Q: Those are called Solar Renewable Energy Credits.
A: Yes, Renewable Energy Credits (RECs), or Solar
Renewable Energy Credits (SRECs). The law was passed in 2004, but it turned out
the amount of solar built grew much faster than the law anticipated. Some of
that was because of the Recovery Act,some of it was the [Pennsylvania] Alternative Energy Investment Act of 2008.
Also, the cost of solar came down tremendously. What
ended up happening was Pennsylvania had much more solar than initially
expected. So, you had a high supply of solar, but the law only demanded a
certain amount, and that dynamic led to the price of the SRECs dropping.*
A: So before this recent change–before the borders were
closed–you could get credit for solar power produced outside of Pennsylvania.
Right. The oversupply problem has been lingering for many
years. We just haven’t been able to dig out of the hole, because other states
just keep adding solar before we can, because they may have more attractive
incentives.
Q: Who benefits most now from the borders being closed?
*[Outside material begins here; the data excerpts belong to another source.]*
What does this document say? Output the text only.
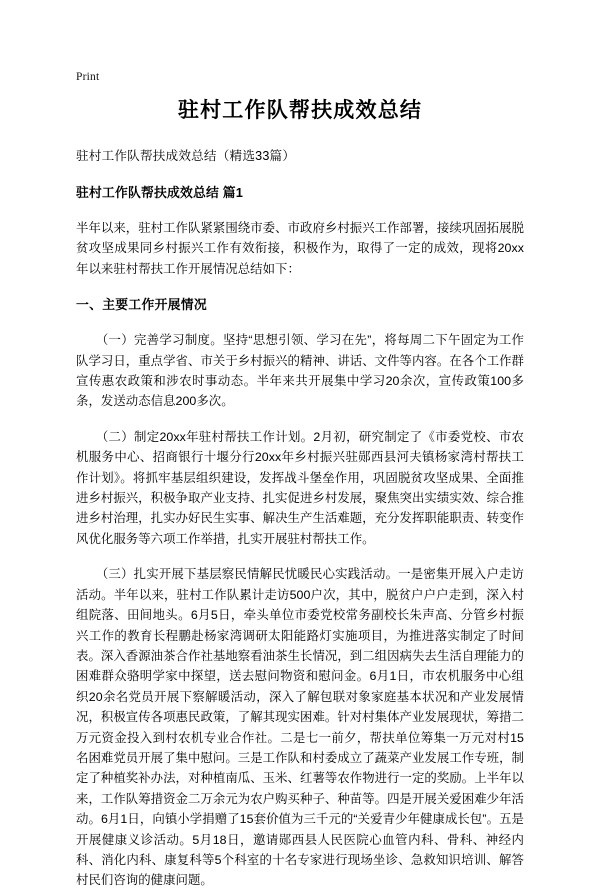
Print
驻村工作队帮扶成效总结

驻村工作队帮扶成效总结（精选33篇）

驻村工作队帮扶成效总结 篇1

半年以来，驻村工作队紧紧围绕市委、市政府乡村振兴工作部署，接续巩固拓展脱贫攻坚成果同乡村振兴工作有效衔接，积极作为，取得了一定的成效，现将20xx年以来驻村帮扶工作开展情况总结如下：

一、主要工作开展情况

（一）完善学习制度。坚持“思想引领、学习在先”，将每周二下午固定为工作队学习日，重点学省、市关于乡村振兴的精神、讲话、文件等内容。在各个工作群宣传惠农政策和涉农时事动态。半年来共开展集中学习20余次，宣传政策100多条，发送动态信息200多次。

（二）制定20xx年驻村帮扶工作计划。2月初，研究制定了《市委党校、市农机服务中心、招商银行十堰分行20xx年乡村振兴驻郧西县河夫镇杨家湾村帮扶工作计划》。将抓牢基层组织建设，发挥战斗堡垒作用，巩固脱贫攻坚成果、全面推进乡村振兴，积极争取产业支持、扎实促进乡村发展，聚焦突出实绩实效、综合推进乡村治理，扎实办好民生实事、解决生产生活难题，充分发挥职能职责、转变作风优化服务等六项工作举措，扎实开展驻村帮扶工作。

（三）扎实开展下基层察民情解民忧暖民心实践活动。一是密集开展入户走访活动。半年以来，驻村工作队累计走访500户次，其中，脱贫户户户走到，深入村组院落、田间地头。6月5日，牵头单位市委党校常务副校长朱声高、分管乡村振兴工作的教育长程鹏赴杨家湾调研太阳能路灯实施项目，为推进落实制定了时间表。深入香源油茶合作社基地察看油茶生长情况，到二组因病失去生活自理能力的困难群众骆明学家中探望，送去慰问物资和慰问金。6月1日，市农机服务中心组织20余名党员开展下察解暖活动，深入了解包联对象家庭基本状况和产业发展情况，积极宣传各项惠民政策，了解其现实困难。针对村集体产业发展现状，筹措二万元资金投入到村农机专业合作社。二是七一前夕，帮扶单位筹集一万元对村15名困难党员开展了集中慰问。三是工作队和村委成立了蔬菜产业发展工作专班，制定了种植奖补办法，对种植南瓜、玉米、红薯等农作物进行一定的奖励。上半年以来，工作队筹措资金二万余元为农户购买种子、种苗等。四是开展关爱困难少年活动。6月1日，向镇小学捐赠了15套价值为三千元的“关爱青少年健康成长包”。五是开展健康义诊活动。5月18日，邀请郧西县人民医院心血管内科、骨科、神经内科、消化内科、康复科等5个科室的十名专家进行现场坐诊、急救知识培训、解答村民们咨询的健康问题。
A: I think it’s a benefit for Pennsylvanians, because
now Pennsylvania ratepayer monies will go into building solar within
Pennsylvania. Eventually as more solar comes online, the price of the SREC
will start to go up.
Several years ago, we were seeing tremendous solar growth
and a big uptick in solar jobs. We missed an opportunity to continue that
growth by not realigning our law to where the market was. So I think this
[change in the law] is an important step forward.
*For example, a Pennsylvania SREC sells for about $5, while
neighboring state New Jersey sells for $193.